La experiencia del Boston e-lab

¡Realizar el programa del Boston e-lab el pasado verano fue toda una experiencia! Aprendí muchísimas cosas (la lista sería demasiado larga para reproducirla aquí) que me servirán mucho en los próximos años, tanto a nivel personal como profesional. De toda esta larga lista, en lo personal me quedo con la gran conexión que he establecido con mis compañeros de clase y lo mucho que he aprendido de ellos –un grupo increíble de personas de distintas promociones del Executive MBA de ESADE.

Vivimos distintas situaciones dentro y fuera de clase que nos convirtieron en un auténtico equipo y que estoy segura de que propiciarán nuevas colaboraciones en el futuro. Por ejemplo, ahora sabemos cómo cerrar acuerdos mientras cenamos juntos tomando unas langostas, con petos y toda la pesca… ¡Si eso no es vivir una experiencia de compenetración, ya no sé qué es! En lo profesional, la mejor forma de resumir mi experiencia es decir que fue muy reveladora y a la vez alucinante. Prácticamente cada día sentía el reto de hacer algo nuevo, y también la necesidad imperiosa de marcar la diferencia.

A veces, pensamos dentro de los límites de lo que conocemos, pero ¿por qué no “pensar en grande”? Las posibilidades que ofrecen la innovación, la tecnología y la robótica son increíbles, como pudimos comprobar en el MIT, en Harvard y en los distintos e-labs que visitamos a lo largo de la semana. Incluso cuando tienes una idea que parece una locura, inalcanzable o simplemente “fuera de lugar”, si crees en ella, si sientes pasión por ella, ¡intenta llevarla a la práctica! Marcharme con la sensación de “Yo puedo hacerlo, también” ya valió el dinero invertido.
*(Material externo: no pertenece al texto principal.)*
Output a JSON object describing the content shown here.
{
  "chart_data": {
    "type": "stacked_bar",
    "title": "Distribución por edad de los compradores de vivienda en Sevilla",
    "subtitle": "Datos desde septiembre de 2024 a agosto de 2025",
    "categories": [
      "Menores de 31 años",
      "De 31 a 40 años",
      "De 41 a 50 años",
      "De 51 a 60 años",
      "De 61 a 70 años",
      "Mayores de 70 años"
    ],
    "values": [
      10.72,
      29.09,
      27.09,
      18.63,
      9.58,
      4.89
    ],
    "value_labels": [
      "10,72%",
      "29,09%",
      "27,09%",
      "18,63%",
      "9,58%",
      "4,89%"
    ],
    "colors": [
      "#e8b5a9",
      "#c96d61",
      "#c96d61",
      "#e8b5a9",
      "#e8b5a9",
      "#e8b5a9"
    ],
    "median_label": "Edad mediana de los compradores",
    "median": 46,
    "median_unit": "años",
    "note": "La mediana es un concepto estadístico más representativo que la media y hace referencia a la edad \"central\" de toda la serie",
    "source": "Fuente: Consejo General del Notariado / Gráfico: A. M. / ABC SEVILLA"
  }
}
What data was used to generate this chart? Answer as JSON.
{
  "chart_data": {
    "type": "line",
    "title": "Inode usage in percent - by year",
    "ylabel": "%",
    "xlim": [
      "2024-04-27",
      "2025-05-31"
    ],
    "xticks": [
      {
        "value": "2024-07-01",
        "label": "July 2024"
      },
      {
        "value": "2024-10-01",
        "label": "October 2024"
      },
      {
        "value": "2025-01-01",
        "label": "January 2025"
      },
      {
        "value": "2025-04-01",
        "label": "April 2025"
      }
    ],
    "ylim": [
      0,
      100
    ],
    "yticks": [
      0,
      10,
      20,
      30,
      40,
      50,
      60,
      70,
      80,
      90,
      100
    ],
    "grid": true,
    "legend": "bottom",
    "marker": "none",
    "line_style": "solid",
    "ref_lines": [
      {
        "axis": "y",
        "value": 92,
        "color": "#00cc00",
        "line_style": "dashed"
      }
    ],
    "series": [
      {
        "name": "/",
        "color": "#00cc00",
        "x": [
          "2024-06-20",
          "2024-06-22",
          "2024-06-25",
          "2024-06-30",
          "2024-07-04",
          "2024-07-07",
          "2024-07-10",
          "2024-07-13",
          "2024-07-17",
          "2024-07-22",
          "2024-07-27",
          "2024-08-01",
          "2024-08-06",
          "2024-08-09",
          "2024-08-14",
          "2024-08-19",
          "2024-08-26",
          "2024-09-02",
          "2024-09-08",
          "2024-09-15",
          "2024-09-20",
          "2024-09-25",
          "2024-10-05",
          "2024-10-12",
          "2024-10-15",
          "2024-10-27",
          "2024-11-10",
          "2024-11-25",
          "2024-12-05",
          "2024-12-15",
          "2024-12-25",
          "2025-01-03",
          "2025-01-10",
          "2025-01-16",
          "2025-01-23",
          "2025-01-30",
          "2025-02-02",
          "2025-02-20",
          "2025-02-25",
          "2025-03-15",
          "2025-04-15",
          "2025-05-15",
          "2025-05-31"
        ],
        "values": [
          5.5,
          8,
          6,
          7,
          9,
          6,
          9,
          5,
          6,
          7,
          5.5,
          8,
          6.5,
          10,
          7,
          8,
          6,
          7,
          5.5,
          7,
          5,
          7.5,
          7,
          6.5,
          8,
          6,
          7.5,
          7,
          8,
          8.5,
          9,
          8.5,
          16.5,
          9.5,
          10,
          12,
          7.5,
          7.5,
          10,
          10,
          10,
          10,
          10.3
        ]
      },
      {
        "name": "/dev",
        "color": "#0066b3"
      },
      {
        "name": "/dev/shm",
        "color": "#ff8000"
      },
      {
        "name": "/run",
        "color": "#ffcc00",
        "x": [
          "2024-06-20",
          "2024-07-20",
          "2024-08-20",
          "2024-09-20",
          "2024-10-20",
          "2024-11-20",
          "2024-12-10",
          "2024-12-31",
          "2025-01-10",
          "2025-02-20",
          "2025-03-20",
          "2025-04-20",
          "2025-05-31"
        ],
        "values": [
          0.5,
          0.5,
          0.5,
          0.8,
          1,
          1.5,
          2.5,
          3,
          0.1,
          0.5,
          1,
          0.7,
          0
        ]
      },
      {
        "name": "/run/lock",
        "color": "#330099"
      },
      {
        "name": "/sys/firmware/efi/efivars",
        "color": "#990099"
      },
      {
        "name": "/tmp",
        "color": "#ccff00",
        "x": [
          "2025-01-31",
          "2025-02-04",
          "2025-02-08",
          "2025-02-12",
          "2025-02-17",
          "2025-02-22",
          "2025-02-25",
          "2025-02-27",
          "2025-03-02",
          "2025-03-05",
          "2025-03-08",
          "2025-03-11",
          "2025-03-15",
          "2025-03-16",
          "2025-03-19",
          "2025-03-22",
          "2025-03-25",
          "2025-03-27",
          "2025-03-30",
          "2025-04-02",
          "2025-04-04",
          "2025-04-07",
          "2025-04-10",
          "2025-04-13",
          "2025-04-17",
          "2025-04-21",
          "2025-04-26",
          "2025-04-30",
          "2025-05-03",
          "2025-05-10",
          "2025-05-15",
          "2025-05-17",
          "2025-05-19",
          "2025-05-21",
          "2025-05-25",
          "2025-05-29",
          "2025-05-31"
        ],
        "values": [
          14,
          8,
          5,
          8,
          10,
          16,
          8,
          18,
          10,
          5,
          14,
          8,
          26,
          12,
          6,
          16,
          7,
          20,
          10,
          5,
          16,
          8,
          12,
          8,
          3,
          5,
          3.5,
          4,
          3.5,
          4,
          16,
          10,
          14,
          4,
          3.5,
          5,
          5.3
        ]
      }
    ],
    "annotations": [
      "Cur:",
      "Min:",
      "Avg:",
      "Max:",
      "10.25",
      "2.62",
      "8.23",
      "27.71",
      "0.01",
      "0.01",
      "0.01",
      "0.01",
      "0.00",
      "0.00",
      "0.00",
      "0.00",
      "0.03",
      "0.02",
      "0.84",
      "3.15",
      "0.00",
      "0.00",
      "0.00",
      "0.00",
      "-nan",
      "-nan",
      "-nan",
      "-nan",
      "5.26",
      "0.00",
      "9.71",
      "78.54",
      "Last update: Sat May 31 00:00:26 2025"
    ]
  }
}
Vimos a equipos y a personas trabajando en proyectos que jamás habría imaginado y, sin embargo, están creando negocios en torno a ellos y obteniendo financiación para desarrollarlos.

Compañeros poco probables, como músicos e ingenieros trabajando juntos para encontrar soluciones a problemas sencillos y más complejos (¿Por qué no?). Pensar “outside the box” acaso sea un cliché, pero vimos que las ideas más creativas surgían precisamente de aquellas personas que trascendían el statu quo. Y, por supuesto, todo ello es necesario aplicarlo a nivel práctico, y en este sentido ESADE nos dio un buen resumen de cómo vender nuestras ideas a los inversores de capital riesgo (¡esta fue nuestra última actividad!), cómo moverse por el ecosistema de Boston –que es igual al de Silicon Valley– y cómo concebir de forma diferente los equipos y los espacios de trabajo. Y, por último, me sentí orgullosas de ver a otros alumni de ESADE y otros colegas europeos haciendo realidad sus ideas en el ecosistema de Boston.

¡Gracias, ESADE! Me lo pasé genial y a cualquier persona interesada en el emprendimiento o en la tecnología que nos va a cambiar la vida le recomiendo encarecidamente que se apunte a la experiencia del Boston e-lab.